It's My Birthday And I Want To Throw Up - Tumblr Posts
memento mori (remember you must die) {december 4, 2022}
I’m thirteen now, in 12 minutes, and I can taste the blood in my mouth. I need to leave this bedroom and run to a place where no one knows my name, but I can’t seem to catch my breath. There is no escaping time.
For the first time in my life the day that I was born has not been spent alone. I have a family now and we shout and laugh and beat our chests like boys do, breathing in the cold air and spitting at the earth for suggesting that we sleep. And yet my bloody nose has licked my lips and the iron reminds me that there is no running from the world.
I hold my future in papercut hands, every passing moment a reminder that I can never be the way I once was. Now I am woman, now I am adult. I make decisions and I have money and I hold cards in the dynasty of girlhood. I am not the first and I am not the last. This is a very old, very well-told story. But what’s the difference between a day and the next when all my family sees is a high-cheekboned child, scraped knees and crooked teeth?
And so I lean over my sink, morning skinny and lightheaded. Shaky hands bring water to a matured creature.

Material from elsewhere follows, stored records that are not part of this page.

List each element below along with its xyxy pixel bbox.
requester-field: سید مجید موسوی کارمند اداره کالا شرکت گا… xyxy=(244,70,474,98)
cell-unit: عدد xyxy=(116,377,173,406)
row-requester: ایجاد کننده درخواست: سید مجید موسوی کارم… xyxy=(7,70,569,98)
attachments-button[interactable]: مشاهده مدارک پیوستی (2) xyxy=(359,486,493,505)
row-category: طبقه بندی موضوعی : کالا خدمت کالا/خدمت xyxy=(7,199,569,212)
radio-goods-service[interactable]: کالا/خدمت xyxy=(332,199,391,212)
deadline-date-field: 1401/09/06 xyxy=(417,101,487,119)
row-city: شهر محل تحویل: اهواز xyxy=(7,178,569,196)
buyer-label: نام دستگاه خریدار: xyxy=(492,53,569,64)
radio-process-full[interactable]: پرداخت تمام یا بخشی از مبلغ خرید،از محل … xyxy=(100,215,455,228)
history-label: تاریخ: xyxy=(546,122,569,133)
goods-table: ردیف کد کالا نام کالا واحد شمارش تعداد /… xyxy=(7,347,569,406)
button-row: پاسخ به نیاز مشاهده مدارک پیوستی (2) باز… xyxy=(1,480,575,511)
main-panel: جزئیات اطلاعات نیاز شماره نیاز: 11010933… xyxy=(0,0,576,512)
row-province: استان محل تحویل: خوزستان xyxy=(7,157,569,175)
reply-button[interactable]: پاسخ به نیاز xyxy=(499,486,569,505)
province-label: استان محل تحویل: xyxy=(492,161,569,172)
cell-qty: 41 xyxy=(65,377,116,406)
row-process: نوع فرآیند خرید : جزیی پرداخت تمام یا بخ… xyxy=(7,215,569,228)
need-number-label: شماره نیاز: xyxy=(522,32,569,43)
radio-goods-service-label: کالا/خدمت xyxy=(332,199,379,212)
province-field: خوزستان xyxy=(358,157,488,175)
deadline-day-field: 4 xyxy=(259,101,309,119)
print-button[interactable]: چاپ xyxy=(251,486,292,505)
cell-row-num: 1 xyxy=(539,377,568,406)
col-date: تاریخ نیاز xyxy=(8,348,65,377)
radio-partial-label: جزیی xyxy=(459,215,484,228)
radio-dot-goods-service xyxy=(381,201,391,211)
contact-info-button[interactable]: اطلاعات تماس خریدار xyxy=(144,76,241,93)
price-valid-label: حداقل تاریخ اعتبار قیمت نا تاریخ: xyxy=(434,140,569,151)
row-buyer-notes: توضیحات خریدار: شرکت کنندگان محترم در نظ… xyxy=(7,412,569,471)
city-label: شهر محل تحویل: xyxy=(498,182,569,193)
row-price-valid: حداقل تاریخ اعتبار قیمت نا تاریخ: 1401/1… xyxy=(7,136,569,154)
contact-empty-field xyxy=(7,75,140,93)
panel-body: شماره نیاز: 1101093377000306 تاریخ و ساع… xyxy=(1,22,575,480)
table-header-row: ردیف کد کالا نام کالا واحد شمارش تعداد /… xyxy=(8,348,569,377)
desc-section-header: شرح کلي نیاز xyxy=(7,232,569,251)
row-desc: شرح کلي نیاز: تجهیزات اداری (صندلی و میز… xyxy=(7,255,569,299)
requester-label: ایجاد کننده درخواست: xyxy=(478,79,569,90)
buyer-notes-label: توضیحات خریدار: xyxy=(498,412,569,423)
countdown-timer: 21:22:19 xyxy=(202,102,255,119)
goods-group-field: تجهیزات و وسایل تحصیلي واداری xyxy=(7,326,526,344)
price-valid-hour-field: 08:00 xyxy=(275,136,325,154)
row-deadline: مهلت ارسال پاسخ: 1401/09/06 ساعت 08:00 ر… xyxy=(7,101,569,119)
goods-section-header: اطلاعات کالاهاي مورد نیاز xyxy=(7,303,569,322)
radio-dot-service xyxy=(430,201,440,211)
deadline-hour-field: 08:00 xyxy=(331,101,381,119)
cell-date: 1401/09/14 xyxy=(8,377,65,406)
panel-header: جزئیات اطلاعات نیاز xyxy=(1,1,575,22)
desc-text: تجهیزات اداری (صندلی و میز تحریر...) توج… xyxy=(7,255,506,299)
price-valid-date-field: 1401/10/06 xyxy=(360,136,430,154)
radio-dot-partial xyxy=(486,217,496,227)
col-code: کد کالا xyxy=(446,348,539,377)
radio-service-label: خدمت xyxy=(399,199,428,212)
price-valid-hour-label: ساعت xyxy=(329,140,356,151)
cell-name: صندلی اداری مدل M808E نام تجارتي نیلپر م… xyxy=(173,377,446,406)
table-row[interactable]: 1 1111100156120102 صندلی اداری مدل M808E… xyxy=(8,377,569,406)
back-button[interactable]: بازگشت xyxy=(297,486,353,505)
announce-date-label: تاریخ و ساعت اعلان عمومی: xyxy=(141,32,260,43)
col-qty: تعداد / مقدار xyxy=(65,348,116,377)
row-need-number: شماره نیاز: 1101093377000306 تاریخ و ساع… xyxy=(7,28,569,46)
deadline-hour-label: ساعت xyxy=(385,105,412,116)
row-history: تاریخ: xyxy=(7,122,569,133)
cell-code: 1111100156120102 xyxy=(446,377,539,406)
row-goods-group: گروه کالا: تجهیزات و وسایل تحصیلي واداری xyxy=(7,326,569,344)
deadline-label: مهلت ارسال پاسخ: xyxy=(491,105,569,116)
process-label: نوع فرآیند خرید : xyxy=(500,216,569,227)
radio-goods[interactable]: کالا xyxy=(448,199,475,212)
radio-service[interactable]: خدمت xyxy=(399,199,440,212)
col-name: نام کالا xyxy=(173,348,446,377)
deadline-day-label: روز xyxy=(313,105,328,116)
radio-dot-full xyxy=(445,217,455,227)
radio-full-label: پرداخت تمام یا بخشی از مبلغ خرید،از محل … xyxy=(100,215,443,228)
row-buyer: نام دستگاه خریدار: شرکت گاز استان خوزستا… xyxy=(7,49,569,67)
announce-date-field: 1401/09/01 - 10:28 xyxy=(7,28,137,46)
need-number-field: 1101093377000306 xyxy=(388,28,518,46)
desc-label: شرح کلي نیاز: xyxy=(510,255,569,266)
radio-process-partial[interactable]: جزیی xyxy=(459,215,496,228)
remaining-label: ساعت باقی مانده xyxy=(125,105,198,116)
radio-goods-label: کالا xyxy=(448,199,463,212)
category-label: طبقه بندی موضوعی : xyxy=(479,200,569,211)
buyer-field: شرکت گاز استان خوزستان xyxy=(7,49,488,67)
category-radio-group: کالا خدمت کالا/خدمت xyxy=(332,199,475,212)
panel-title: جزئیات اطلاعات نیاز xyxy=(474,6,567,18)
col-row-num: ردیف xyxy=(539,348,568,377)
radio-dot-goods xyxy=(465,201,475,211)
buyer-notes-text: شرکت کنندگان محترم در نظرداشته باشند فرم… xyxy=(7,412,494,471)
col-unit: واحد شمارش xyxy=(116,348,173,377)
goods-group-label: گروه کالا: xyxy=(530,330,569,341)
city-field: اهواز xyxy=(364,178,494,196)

The cycle is midnight and then up again at dawn and then repeat. Stretched thin with bony elbows over paper and numbers and notes and sore muscles. I am seeing this new family more than a barely-thirteen-year-old would, especially one who never stops running, one who never sits down and no longer breathes warm air. Unhealthy as it is, I crave it; the last thing I need is time to think and time to realize I haven’t been home in years. Morning skinny and lightheaded, I take a cold shower and remember that I promised myself to stay disciplined.
Ever since my tenth, time is moving faster. As precise as I am, I can never seem to catch up or prepare myself. The revelation has only just hit and broke my jaw, bleeding my nose, forcing me to relive my seventh where I still had training wheels and saw daylight a different way. But I am thirteen now and there is no time to waste. I must work harder and be faster and be better. I must stay disciplined as I promised so long ago (time flies; I will reach through the air and grab its wings) and never grow weary, never lose motivation. Thirteen is at stake; eventually I will catch up and hold it in my bloodied fist. After all, I have been running my whole life, and time has only just begun to.